Le Cirque Comes To HAL

New Le Cirque Dining Debuts on Maasdam
Hello from the high seas somewhere between the Bahamas and Tortola! Tim and I had a beautiful day yesterday on a self-guided tour of Half Moon Cay, Holland America’s private island in the Bahamas. Half Moon Cay has one of the most beautiful beaches I’ve ever seen.
     The crescent shaped white sand beach was like a Cheshire Cat smile against the brilliant blue green of the Caribbean Sea. HAL has done a great job with the beach facilities from private cabanas to tropical mist huts and foot showers along with the usual lounge chairs and hammocks.
     Kids can enjoy a playground area with the usual slides and swings but also mini wooden pirate ships outfitted even with a ship’s wheel.  I overheard one little girl telling her grandfather (or father?) “We can’t leave until we go on everything here”.
     After our rough start, things seem to be settling down.  Except for the seas.  We all look like drunken sailors as we attempt to maneuver the long hallways.\
     I took a cooking exhibition this morning with Chef Das who previewed the new Evening at Le Cirque by preparing a lobster salad and a crème brulee from the menu of the famous New York restaurant. The Evening at Le Cirque is a brand new addition to the fine dining in the Pinnacle Grill, not debuting on any HAL ship until Nov. 21–and lucky for us–the Maasdam is the first to introduce the experience.

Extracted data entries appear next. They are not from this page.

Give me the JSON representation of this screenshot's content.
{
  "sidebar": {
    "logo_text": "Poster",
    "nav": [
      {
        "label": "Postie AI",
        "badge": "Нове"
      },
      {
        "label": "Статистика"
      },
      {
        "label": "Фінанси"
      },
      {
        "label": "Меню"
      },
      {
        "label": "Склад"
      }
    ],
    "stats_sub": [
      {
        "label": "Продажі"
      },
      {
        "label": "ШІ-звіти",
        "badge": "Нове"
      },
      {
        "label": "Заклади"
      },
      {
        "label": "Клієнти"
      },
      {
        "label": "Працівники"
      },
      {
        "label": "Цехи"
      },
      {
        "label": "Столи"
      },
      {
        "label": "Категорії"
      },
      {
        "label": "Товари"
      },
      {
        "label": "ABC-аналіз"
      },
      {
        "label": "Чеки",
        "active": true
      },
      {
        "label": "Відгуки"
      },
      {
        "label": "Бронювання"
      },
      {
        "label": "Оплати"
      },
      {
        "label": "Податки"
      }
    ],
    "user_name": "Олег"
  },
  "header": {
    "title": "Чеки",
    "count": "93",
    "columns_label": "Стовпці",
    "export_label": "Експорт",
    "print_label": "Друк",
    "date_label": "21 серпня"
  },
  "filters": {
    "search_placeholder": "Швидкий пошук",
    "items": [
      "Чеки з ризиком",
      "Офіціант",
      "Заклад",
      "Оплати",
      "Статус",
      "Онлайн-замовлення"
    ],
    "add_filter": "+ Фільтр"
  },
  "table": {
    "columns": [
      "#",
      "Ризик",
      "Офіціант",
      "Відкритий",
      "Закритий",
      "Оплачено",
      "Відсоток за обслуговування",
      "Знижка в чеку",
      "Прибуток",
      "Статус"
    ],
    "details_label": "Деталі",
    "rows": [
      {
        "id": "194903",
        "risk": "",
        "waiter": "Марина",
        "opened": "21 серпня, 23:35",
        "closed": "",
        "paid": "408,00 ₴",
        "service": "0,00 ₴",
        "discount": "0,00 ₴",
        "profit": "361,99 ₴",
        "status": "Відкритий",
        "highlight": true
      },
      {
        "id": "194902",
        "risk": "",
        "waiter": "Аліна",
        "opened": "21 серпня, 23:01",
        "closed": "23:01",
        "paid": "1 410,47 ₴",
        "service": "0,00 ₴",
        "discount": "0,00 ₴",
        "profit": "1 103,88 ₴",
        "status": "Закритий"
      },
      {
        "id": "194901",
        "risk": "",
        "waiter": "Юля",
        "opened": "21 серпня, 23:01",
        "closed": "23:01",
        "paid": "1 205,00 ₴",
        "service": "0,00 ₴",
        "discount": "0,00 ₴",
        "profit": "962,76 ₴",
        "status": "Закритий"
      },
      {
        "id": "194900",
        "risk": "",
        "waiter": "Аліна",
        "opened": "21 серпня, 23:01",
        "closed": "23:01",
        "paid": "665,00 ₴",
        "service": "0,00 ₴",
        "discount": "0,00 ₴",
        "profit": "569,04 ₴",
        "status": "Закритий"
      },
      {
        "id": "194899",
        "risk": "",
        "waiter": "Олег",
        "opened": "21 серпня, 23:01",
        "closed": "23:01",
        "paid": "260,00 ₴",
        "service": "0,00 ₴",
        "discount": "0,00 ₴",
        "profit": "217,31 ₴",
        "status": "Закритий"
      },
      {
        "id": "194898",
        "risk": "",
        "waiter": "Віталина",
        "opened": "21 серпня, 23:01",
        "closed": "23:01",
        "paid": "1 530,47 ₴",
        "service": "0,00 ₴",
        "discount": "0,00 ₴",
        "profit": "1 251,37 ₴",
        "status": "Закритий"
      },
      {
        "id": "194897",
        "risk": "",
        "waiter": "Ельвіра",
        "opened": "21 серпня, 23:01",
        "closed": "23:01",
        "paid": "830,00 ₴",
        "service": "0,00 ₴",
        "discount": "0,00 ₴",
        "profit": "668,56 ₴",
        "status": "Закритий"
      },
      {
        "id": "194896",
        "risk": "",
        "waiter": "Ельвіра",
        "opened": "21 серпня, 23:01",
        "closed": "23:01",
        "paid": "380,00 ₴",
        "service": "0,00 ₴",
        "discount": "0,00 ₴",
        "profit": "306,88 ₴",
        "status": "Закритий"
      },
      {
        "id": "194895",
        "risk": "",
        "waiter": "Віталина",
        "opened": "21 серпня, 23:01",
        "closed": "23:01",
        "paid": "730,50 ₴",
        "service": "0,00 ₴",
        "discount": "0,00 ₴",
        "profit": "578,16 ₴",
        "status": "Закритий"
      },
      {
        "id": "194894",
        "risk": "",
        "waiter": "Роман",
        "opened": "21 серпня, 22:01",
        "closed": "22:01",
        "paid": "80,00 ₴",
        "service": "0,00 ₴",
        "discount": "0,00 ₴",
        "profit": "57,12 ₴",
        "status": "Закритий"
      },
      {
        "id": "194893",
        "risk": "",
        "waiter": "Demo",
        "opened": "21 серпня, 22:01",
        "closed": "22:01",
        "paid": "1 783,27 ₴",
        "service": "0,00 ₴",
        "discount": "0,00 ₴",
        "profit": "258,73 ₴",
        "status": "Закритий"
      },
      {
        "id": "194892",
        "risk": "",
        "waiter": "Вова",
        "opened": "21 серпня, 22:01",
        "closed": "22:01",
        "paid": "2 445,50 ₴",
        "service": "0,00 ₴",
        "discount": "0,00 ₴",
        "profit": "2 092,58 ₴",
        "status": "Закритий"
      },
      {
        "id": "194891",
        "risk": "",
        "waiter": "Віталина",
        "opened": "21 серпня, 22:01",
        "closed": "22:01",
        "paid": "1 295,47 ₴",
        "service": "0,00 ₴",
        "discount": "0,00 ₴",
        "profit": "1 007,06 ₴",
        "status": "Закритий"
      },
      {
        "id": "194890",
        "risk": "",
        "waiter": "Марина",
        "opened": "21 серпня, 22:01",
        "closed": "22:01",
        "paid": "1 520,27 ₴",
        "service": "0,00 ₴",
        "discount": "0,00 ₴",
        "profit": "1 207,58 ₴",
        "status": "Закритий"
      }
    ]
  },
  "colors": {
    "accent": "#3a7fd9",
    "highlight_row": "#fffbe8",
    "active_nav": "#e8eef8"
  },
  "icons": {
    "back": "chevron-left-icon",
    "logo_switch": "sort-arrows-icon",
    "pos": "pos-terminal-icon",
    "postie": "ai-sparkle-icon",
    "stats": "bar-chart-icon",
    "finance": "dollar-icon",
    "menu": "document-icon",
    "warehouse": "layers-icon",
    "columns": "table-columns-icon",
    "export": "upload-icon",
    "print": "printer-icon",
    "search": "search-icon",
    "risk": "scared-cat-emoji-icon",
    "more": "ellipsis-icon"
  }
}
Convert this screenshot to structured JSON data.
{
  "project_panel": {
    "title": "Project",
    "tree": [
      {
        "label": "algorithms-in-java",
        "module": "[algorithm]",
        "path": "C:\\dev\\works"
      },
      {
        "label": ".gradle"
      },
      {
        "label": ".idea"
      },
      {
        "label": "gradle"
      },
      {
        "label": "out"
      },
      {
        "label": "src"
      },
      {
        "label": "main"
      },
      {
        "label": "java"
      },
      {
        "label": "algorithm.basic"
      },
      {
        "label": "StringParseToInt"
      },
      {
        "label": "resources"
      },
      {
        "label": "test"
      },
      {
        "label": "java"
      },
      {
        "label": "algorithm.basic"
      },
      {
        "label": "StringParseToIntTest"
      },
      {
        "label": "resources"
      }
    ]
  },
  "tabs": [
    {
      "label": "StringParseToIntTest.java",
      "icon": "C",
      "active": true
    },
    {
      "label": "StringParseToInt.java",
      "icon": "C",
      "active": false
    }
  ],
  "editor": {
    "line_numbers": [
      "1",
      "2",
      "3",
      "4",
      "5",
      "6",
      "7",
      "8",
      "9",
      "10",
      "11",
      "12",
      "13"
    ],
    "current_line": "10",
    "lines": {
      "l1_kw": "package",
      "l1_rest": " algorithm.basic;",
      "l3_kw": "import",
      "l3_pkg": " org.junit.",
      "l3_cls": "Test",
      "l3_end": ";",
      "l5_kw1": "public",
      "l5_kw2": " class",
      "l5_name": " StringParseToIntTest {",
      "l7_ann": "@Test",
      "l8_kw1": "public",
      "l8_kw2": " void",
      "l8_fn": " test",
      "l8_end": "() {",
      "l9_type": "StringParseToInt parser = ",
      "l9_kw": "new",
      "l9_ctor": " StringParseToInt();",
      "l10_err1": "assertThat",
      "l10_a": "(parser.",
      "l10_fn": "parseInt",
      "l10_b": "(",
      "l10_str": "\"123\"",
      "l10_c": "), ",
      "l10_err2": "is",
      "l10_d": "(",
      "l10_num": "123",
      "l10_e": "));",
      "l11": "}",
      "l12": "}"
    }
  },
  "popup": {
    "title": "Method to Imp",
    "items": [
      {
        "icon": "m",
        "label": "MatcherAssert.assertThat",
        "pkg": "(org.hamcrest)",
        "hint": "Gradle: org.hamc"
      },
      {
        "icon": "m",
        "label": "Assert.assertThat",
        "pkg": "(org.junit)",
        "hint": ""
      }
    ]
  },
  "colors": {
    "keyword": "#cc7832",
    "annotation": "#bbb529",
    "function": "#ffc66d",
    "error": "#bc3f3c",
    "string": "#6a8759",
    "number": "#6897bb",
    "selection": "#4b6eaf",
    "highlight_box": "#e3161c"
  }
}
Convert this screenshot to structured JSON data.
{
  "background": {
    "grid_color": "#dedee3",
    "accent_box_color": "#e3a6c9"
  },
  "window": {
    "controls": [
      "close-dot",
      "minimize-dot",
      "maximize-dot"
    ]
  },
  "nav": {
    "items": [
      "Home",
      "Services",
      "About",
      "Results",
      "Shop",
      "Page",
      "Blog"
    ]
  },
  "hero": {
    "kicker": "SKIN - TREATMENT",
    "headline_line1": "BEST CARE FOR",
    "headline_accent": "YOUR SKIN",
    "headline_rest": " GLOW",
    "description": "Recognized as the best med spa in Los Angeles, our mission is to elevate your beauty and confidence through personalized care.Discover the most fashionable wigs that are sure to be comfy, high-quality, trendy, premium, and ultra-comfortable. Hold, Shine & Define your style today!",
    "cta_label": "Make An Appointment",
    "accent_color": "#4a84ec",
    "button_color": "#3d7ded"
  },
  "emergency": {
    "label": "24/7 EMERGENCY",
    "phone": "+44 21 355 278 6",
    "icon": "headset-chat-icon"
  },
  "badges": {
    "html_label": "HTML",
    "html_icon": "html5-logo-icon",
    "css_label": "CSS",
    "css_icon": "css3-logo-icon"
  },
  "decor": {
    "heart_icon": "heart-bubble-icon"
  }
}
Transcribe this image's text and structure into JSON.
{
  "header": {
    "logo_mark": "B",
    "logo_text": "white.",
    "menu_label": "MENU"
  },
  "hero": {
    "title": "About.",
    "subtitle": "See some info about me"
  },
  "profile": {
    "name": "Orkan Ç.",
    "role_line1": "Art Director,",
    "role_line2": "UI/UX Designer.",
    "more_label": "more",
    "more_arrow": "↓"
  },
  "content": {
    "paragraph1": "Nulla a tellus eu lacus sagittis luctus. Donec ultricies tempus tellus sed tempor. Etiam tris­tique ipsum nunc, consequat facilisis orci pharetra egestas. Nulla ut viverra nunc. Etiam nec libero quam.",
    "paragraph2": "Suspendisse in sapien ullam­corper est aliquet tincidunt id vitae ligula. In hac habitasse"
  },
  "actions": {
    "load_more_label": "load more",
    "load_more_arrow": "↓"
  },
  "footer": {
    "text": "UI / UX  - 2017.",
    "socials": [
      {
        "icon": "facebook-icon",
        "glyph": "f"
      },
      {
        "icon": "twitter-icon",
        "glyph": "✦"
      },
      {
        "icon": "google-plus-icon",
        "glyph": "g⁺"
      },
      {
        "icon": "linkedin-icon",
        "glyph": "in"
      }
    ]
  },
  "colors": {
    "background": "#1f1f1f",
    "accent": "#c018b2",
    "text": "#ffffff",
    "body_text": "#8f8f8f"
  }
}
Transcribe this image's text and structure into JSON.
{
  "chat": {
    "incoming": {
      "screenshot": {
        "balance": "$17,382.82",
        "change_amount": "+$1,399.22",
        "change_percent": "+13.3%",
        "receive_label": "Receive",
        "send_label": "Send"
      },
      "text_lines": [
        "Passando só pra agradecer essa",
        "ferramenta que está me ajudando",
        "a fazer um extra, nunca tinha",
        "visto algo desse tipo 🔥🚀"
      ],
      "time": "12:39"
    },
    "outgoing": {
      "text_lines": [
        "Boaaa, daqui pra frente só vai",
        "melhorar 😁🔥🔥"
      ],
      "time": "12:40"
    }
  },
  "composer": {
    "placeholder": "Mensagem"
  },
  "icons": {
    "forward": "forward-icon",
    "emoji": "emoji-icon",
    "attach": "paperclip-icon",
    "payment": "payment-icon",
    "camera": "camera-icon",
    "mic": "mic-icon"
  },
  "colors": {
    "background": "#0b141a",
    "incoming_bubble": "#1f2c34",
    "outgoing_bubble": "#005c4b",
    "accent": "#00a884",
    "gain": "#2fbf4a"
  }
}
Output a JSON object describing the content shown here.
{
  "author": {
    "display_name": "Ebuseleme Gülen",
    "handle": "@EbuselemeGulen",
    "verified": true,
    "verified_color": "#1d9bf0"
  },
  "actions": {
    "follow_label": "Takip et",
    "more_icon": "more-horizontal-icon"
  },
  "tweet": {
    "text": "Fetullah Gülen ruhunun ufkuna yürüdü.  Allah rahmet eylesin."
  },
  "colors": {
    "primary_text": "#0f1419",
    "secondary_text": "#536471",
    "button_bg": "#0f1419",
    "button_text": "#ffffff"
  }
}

     With a 3 star Michelin rating, experts rank Le Cirque as one of the world’s best restaurants in the world, so this should be fun! Plans call for HAL to have this available on all its ships by the end of December.  Evening at Le Cirque is supposed to be featured at least once on every cruise. In addition to serving food from Le Cirque’s menu, the Pinnacle will be redecorated with artwork from the New York restaurant. 
     As Chef Das prepares the lobster salad and crème brulee, he seems to glide as he puts everything together.  Wonder if I could move so effortlessly? Maybe if I, too, had everything already cooked, sitting there waiting for me to whisk the final sauce and put together a magnificent presentation.
     The best part of the demonstration was when Chef Das whipped out a propane torch to brown the top of the brulee.  Then we were served tiny ramekins of the crème brulee, thank you very much that, and it was amazing.  Each spoonful was a delicate but firm vanilla cream that fused with the crunchy caramelized topping to create that famous brulee burst of flavor.
     Assistants handed out cards with the recipe for each item. Unfortunately, the lobster salad would be expensive to make at home due to all the special vinegars and oils used that I don’t have on hand in my pantry.  One especially useful tidbit I learned was not to use cold pressed extra virgin olive oil in
cooking but only for salads because it burns too easily and tastes rancid. 
     A great day and look forward to tomorrow in Tortola.